Nevertheless, the proliferation of affiliates masks a phenomenon that would have been deeply troubling to the original al-Qaeda cohort. From its inception, al-Qaeda was not big on organization. Bin Laden himself once remarked there was no such thing as al-Qaeda. The term, he claimed, merely referred to what a bunch of guys hanging out in the Afghan badlands waging jihad called their headquarters, their base (al-Qaeda in Arabic). This was the term which Westerners latched on to and endowed with substance. More important than organization was ideology — the common bond that held al-Qaeda affiliates together and united them.
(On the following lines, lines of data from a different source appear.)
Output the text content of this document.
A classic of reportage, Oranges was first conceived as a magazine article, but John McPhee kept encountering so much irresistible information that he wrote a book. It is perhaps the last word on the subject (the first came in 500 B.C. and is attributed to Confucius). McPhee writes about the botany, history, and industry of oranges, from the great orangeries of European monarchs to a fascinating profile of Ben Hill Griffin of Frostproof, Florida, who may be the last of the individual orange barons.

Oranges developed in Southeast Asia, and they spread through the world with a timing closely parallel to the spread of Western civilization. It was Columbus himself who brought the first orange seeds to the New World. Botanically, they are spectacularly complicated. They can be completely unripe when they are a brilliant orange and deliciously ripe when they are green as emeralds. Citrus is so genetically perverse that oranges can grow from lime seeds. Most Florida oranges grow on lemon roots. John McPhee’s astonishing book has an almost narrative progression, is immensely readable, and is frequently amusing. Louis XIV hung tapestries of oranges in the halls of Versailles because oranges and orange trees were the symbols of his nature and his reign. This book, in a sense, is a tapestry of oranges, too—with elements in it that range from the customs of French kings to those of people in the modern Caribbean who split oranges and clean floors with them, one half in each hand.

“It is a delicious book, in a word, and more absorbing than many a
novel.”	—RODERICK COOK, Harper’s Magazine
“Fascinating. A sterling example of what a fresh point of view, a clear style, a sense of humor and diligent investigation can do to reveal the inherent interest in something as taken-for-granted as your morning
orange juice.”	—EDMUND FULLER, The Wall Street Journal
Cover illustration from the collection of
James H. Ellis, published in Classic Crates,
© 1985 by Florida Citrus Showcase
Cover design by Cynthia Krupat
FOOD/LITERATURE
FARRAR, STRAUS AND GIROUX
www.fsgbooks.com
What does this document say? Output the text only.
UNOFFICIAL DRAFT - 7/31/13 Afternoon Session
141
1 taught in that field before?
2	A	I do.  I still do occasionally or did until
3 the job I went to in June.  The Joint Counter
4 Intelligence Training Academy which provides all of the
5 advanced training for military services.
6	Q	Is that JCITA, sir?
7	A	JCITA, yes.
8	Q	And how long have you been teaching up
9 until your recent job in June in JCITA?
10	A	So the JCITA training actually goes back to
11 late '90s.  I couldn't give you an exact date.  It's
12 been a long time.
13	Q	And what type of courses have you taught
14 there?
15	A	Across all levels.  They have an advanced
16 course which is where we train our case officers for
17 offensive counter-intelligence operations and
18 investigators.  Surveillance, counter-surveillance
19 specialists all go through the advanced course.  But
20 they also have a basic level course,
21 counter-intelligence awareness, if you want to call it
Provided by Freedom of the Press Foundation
Al-Qaeda’s ideology can be broken down into two parts: First, al-Qaedists believe that the Islamic world is at war with a transnational Crusader-Zionist conspiracy which includes states hostile to the Islamic world. Among them are the United States and the rest of the West, Israel, Russia, and even India and China. It is this “far enemy,” and not the local despots (the “near enemy”) who do its bidding that should be the target of jihad. For al-Qaeda, local despots are merely the henchmen of the “far enemy” and have no power except that which the latter has endowed them with. Thus, once the “far enemy” is dealt a critical blow, the power of the “near enemy” would crumble.